3. Designers using the parent can swap the slot's instance to anything they need.

This is what makes a Card actually reusable for many content shapes without ballooning into a 50-Variant set.

## Don't-do list

| Anti-pattern                                                               | Fix                                                                  |
|----------------------------------------------------------------------------|----------------------------------------------------------------------|
| One Variant set per icon, with `Name` as the Variant property              | Make every icon a separate Component, group with slash naming.        |
| State (hover/disabled) modeled with separate Components                    | Combine into a Variant set with `State` property.                     |
| `IconLeft`, `IconRight`, `IconBoth` as separate Variants                   | One Boolean `HasIcon` plus a Variant `IconPosition: left | right`.    |
| Detached instance to "fix" a one-off — committed to the file               | Surface the missing variant as a real Variant or Property.            |
| Variant Property names that differ from the code prop names                | Rename Figma to match code. The code is the source of truth here.    |
| Component without a description                                            | `figma_set_description` after creation.

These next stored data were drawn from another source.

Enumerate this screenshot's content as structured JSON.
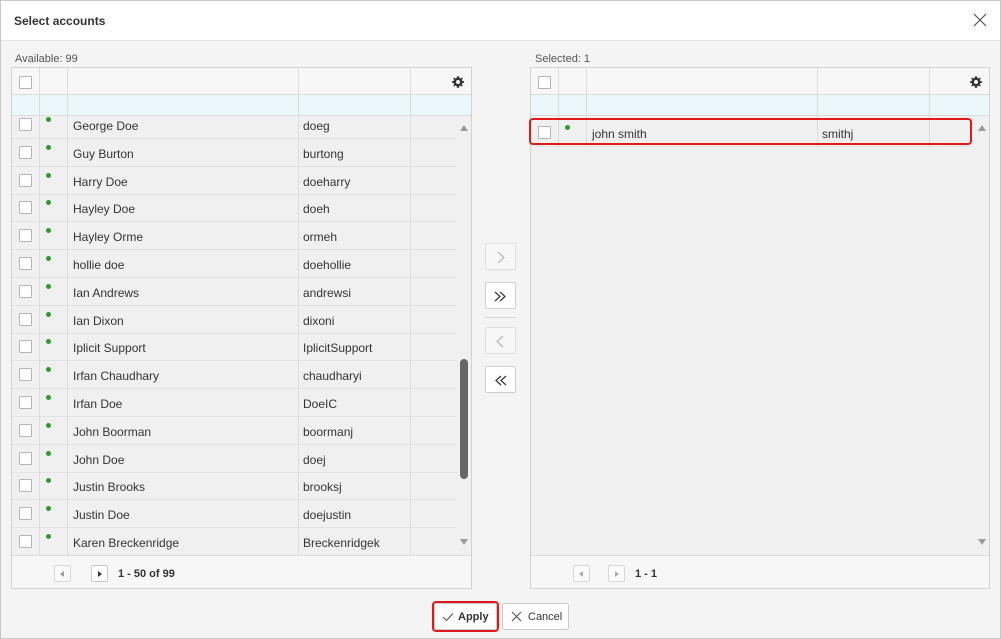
{
  "dialog": {
    "title": "Select accounts"
  },
  "available": {
    "count_label": "Available: 99",
    "rows": [
      {
        "name": "George Doe",
        "login": "doeg"
      },
      {
        "name": "Guy Burton",
        "login": "burtong"
      },
      {
        "name": "Harry Doe",
        "login": "doeharry"
      },
      {
        "name": "Hayley Doe",
        "login": "doeh"
      },
      {
        "name": "Hayley Orme",
        "login": "ormeh"
      },
      {
        "name": "hollie doe",
        "login": "doehollie"
      },
      {
        "name": "Ian Andrews",
        "login": "andrewsi"
      },
      {
        "name": "Ian Dixon",
        "login": "dixoni"
      },
      {
        "name": "Iplicit Support",
        "login": "IplicitSupport"
      },
      {
        "name": "Irfan Chaudhary",
        "login": "chaudharyi"
      },
      {
        "name": "Irfan Doe",
        "login": "DoeIC"
      },
      {
        "name": "John Boorman",
        "login": "boormanj"
      },
      {
        "name": "John Doe",
        "login": "doej"
      },
      {
        "name": "Justin Brooks",
        "login": "brooksj"
      },
      {
        "name": "Justin Doe",
        "login": "doejustin"
      },
      {
        "name": "Karen Breckenridge",
        "login": "Breckenridgek"
      }
    ],
    "pager_info": "1 - 50 of 99",
    "scroll_position": 0.8
  },
  "selected": {
    "count_label": "Selected: 1",
    "rows": [
      {
        "name": "john smith",
        "login": "smithj"
      }
    ],
    "pager_info": "1 - 1"
  },
  "footer": {
    "apply_label": "Apply",
    "cancel_label": "Cancel"
  },
  "icons": {
    "close": "close-icon",
    "gear": "gear-icon",
    "move_right": "chevron-right-icon",
    "move_all_right": "double-chevron-right-icon",
    "move_left": "chevron-left-icon",
    "move_all_left": "double-chevron-left-icon",
    "apply": "check-icon",
    "cancel": "x-icon"
  },
  "colors": {
    "status_active": "#2e9b2e",
    "highlight": "#e01a1a",
    "filter_row": "#eaf7fb"
  }
}
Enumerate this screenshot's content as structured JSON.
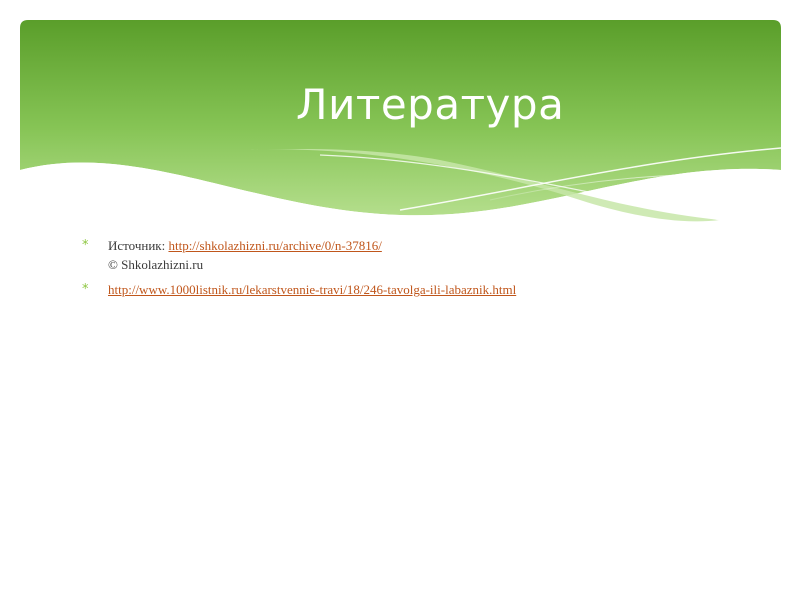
{
  "slide": {
    "title": "Литература",
    "items": [
      {
        "prefix": "Источник: ",
        "link": "http://shkolazhizni.ru/archive/0/n-37816/",
        "second_line": "© Shkolazhizni.ru"
      },
      {
        "prefix": "",
        "link": "http://www.1000listnik.ru/lekarstvennie-travi/18/246-tavolga-ili-labaznik.html",
        "second_line": ""
      }
    ],
    "bullet_glyph": "*"
  },
  "colors": {
    "header_top": "#5fa12e",
    "header_bottom": "#a9d87a",
    "bullet": "#8cc63f",
    "link": "#c0561b",
    "text": "#3a3a3a"
  }
}
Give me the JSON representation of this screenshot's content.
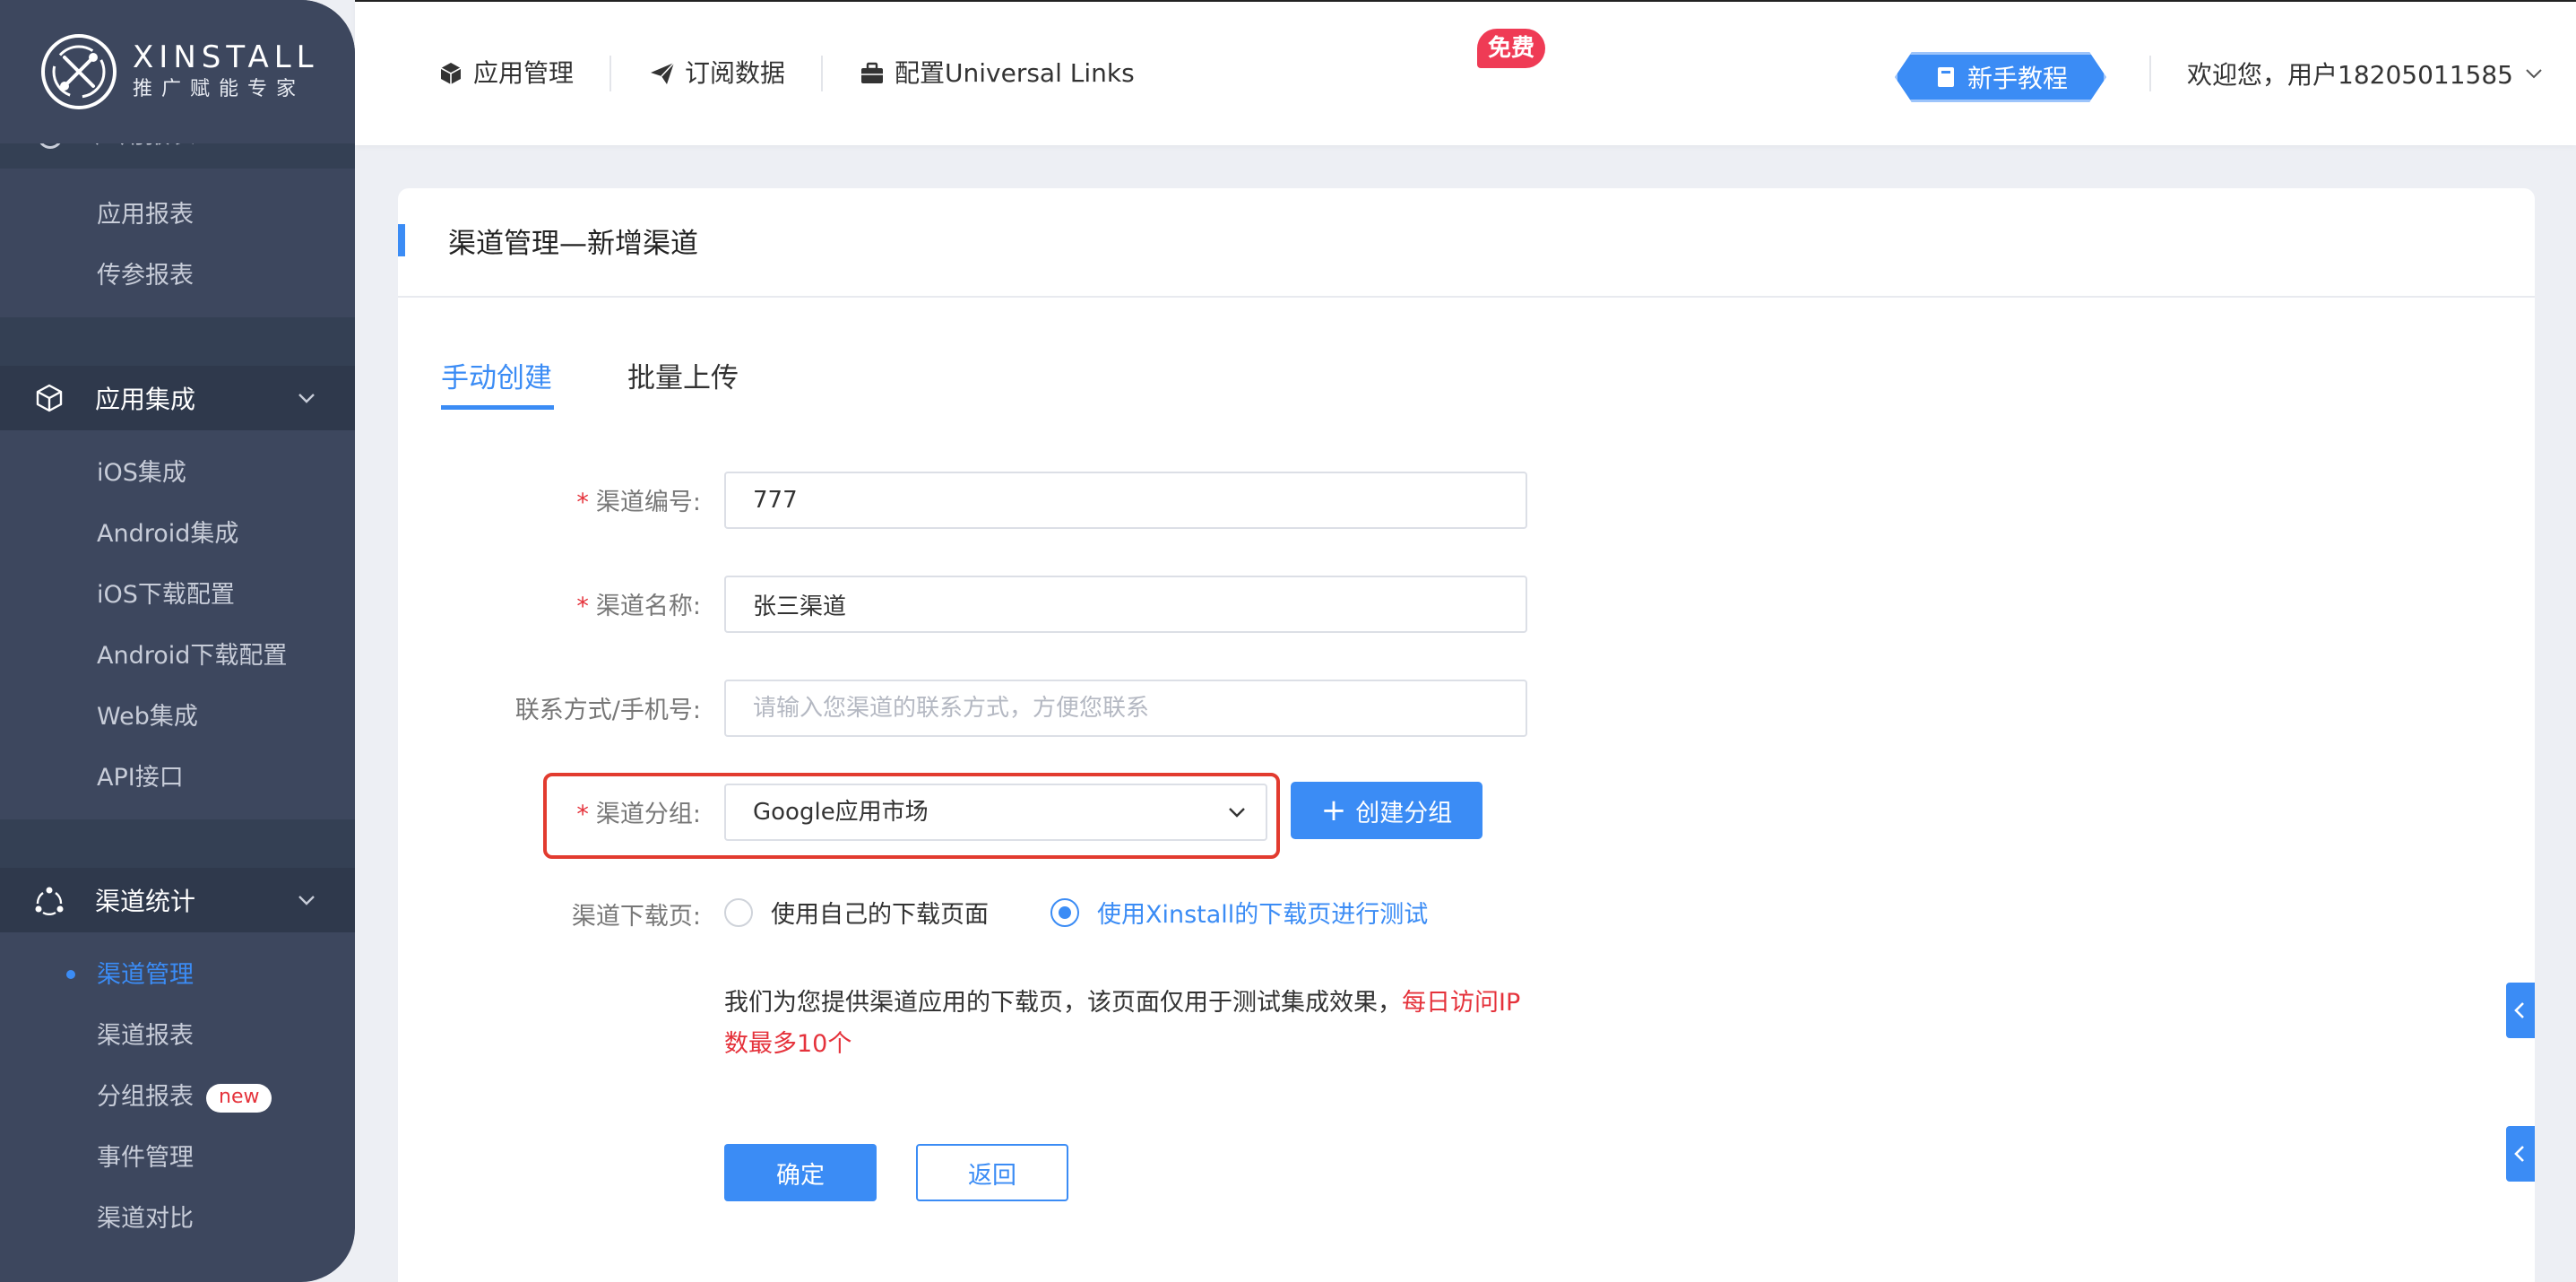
{
  "logo": {
    "title": "XINSTALL",
    "subtitle": "推广赋能专家"
  },
  "sidebar": {
    "cut_header": "应用报表",
    "report_items": [
      "应用报表",
      "传参报表"
    ],
    "group_integration": {
      "label": "应用集成",
      "items": [
        "iOS集成",
        "Android集成",
        "iOS下载配置",
        "Android下载配置",
        "Web集成",
        "API接口"
      ]
    },
    "group_channel": {
      "label": "渠道统计",
      "items": [
        "渠道管理",
        "渠道报表",
        "分组报表",
        "事件管理",
        "渠道对比"
      ],
      "active": "渠道管理",
      "badge": "new"
    }
  },
  "topbar": {
    "nav": [
      "应用管理",
      "订阅数据",
      "配置Universal Links"
    ],
    "free_badge": "免费",
    "tutorial": "新手教程",
    "welcome": "欢迎您，用户18205011585"
  },
  "card": {
    "title": "渠道管理—新增渠道",
    "tabs": [
      "手动创建",
      "批量上传"
    ],
    "form": {
      "channel_code_label": "渠道编号:",
      "channel_code_value": "777",
      "channel_name_label": "渠道名称:",
      "channel_name_value": "张三渠道",
      "contact_label": "联系方式/手机号:",
      "contact_placeholder": "请输入您渠道的联系方式，方便您联系",
      "group_label": "渠道分组:",
      "group_value": "Google应用市场",
      "create_group": "创建分组",
      "download_label": "渠道下载页:",
      "radio_own": "使用自己的下载页面",
      "radio_xinstall": "使用Xinstall的下载页进行测试",
      "note_main": "我们为您提供渠道应用的下载页，该页面仅用于测试集成效果，",
      "note_warn": "每日访问IP数最多10个",
      "confirm": "确定",
      "back": "返回"
    }
  },
  "colors": {
    "accent": "#3b8cf5",
    "sidebar": "#3d475e",
    "danger": "#e5323b"
  }
}
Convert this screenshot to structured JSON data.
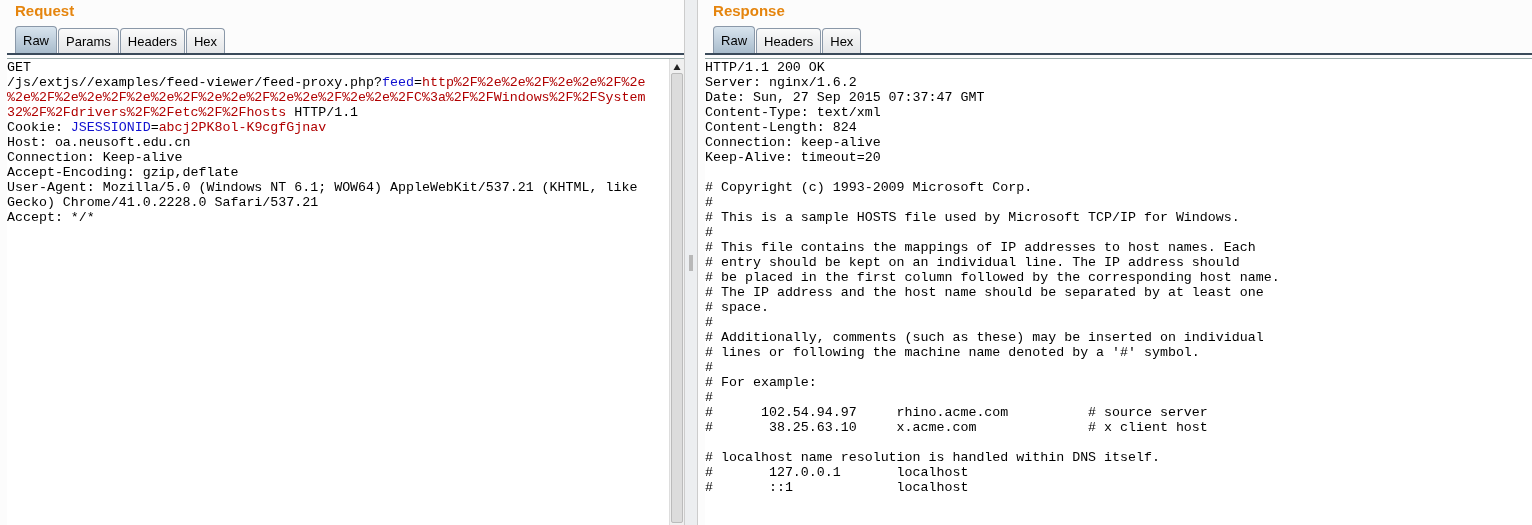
{
  "request": {
    "title": "Request",
    "tabs": [
      {
        "label": "Raw",
        "selected": true
      },
      {
        "label": "Params",
        "selected": false
      },
      {
        "label": "Headers",
        "selected": false
      },
      {
        "label": "Hex",
        "selected": false
      }
    ],
    "lines": [
      {
        "segments": [
          {
            "kind": "plain",
            "text": "GET"
          }
        ]
      },
      {
        "segments": [
          {
            "kind": "plain",
            "text": "/js/extjs//examples/feed-viewer/feed-proxy.php?"
          },
          {
            "kind": "name",
            "text": "feed"
          },
          {
            "kind": "plain",
            "text": "="
          },
          {
            "kind": "value",
            "text": "http%2F%2e%2e%2F%2e%2e%2F%2e"
          }
        ]
      },
      {
        "segments": [
          {
            "kind": "value",
            "text": "%2e%2F%2e%2e%2F%2e%2e%2F%2e%2e%2F%2e%2e%2F%2e%2e%2FC%3a%2F%2FWindows%2F%2FSystem"
          }
        ]
      },
      {
        "segments": [
          {
            "kind": "value",
            "text": "32%2F%2Fdrivers%2F%2Fetc%2F%2Fhosts"
          },
          {
            "kind": "plain",
            "text": " HTTP/1.1"
          }
        ]
      },
      {
        "segments": [
          {
            "kind": "plain",
            "text": "Cookie: "
          },
          {
            "kind": "name",
            "text": "JSESSIONID"
          },
          {
            "kind": "plain",
            "text": "="
          },
          {
            "kind": "value",
            "text": "abcj2PK8ol-K9cgfGjnav"
          }
        ]
      },
      {
        "segments": [
          {
            "kind": "plain",
            "text": "Host: oa.neusoft.edu.cn"
          }
        ]
      },
      {
        "segments": [
          {
            "kind": "plain",
            "text": "Connection: Keep-alive"
          }
        ]
      },
      {
        "segments": [
          {
            "kind": "plain",
            "text": "Accept-Encoding: gzip,deflate"
          }
        ]
      },
      {
        "segments": [
          {
            "kind": "plain",
            "text": "User-Agent: Mozilla/5.0 (Windows NT 6.1; WOW64) AppleWebKit/537.21 (KHTML, like"
          }
        ]
      },
      {
        "segments": [
          {
            "kind": "plain",
            "text": "Gecko) Chrome/41.0.2228.0 Safari/537.21"
          }
        ]
      },
      {
        "segments": [
          {
            "kind": "plain",
            "text": "Accept: */*"
          }
        ]
      }
    ]
  },
  "response": {
    "title": "Response",
    "tabs": [
      {
        "label": "Raw",
        "selected": true
      },
      {
        "label": "Headers",
        "selected": false
      },
      {
        "label": "Hex",
        "selected": false
      }
    ],
    "lines": [
      {
        "kind": "text",
        "text": "HTTP/1.1 200 OK"
      },
      {
        "kind": "text",
        "text": "Server: nginx/1.6.2"
      },
      {
        "kind": "text",
        "text": "Date: Sun, 27 Sep 2015 07:37:47 GMT"
      },
      {
        "kind": "text",
        "text": "Content-Type: text/xml"
      },
      {
        "kind": "text",
        "text": "Content-Length: 824"
      },
      {
        "kind": "text",
        "text": "Connection: keep-alive"
      },
      {
        "kind": "text",
        "text": "Keep-Alive: timeout=20"
      },
      {
        "kind": "blank"
      },
      {
        "kind": "text",
        "text": "# Copyright (c) 1993-2009 Microsoft Corp."
      },
      {
        "kind": "text",
        "text": "#"
      },
      {
        "kind": "text",
        "text": "# This is a sample HOSTS file used by Microsoft TCP/IP for Windows."
      },
      {
        "kind": "text",
        "text": "#"
      },
      {
        "kind": "text",
        "text": "# This file contains the mappings of IP addresses to host names. Each"
      },
      {
        "kind": "text",
        "text": "# entry should be kept on an individual line. The IP address should"
      },
      {
        "kind": "text",
        "text": "# be placed in the first column followed by the corresponding host name."
      },
      {
        "kind": "text",
        "text": "# The IP address and the host name should be separated by at least one"
      },
      {
        "kind": "text",
        "text": "# space."
      },
      {
        "kind": "text",
        "text": "#"
      },
      {
        "kind": "text",
        "text": "# Additionally, comments (such as these) may be inserted on individual"
      },
      {
        "kind": "text",
        "text": "# lines or following the machine name denoted by a '#' symbol."
      },
      {
        "kind": "text",
        "text": "#"
      },
      {
        "kind": "text",
        "text": "# For example:"
      },
      {
        "kind": "text",
        "text": "#"
      },
      {
        "kind": "text",
        "text": "#      102.54.94.97     rhino.acme.com          # source server"
      },
      {
        "kind": "text",
        "text": "#       38.25.63.10     x.acme.com              # x client host"
      },
      {
        "kind": "blank"
      },
      {
        "kind": "text",
        "text": "# localhost name resolution is handled within DNS itself."
      },
      {
        "kind": "text",
        "text": "#       127.0.0.1       localhost"
      },
      {
        "kind": "text",
        "text": "#       ::1             localhost"
      }
    ]
  }
}
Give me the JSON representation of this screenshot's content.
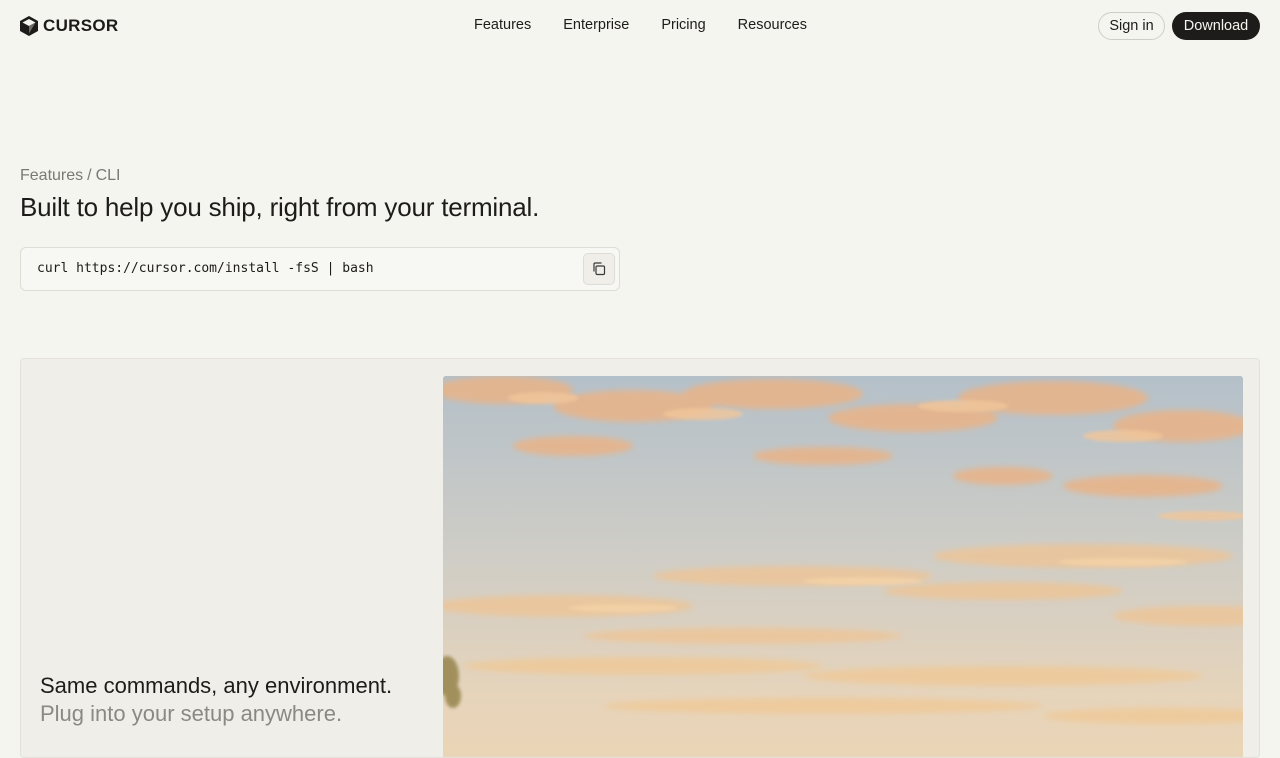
{
  "header": {
    "brand": "CURSOR",
    "nav": [
      {
        "label": "Features"
      },
      {
        "label": "Enterprise"
      },
      {
        "label": "Pricing"
      },
      {
        "label": "Resources"
      }
    ],
    "sign_in_label": "Sign in",
    "download_label": "Download"
  },
  "hero": {
    "breadcrumb": {
      "parent": "Features",
      "separator": "/",
      "current": "CLI"
    },
    "headline": "Built to help you ship, right from your terminal.",
    "install_command": "curl https://cursor.com/install -fsS | bash",
    "copy_icon": "copy-icon"
  },
  "feature_card": {
    "title": "Same commands, any environment.",
    "subtitle": "Plug into your setup anywhere.",
    "image_subject": "sunset-sky-painting"
  },
  "colors": {
    "background": "#f5f5f0",
    "text": "#1d1c1a",
    "muted": "#7a7974",
    "button_dark": "#1d1c1a",
    "card_bg": "#efeee9"
  }
}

Always.                      |
| All-caps Component names (`BUTTON`)                                        | Match the engineering naming exactly (typically PascalCase).         |
| 100+ frames in a single Variant set                                        | Decompose: one or more axes should become Properties or sub-components. |

## Atomic-design vocabulary — optional

Some teams adopt Brad Frost's vocabulary (Atoms / Molecules / Organisms / Templates / Pages). It's fine if it works for the team, but don't impose it. Figma's primitives don't care, and codebases rarely follow this vocabulary literally. The important thing is that the **levels of nesting** match between Figma and code, regardless of what they're called.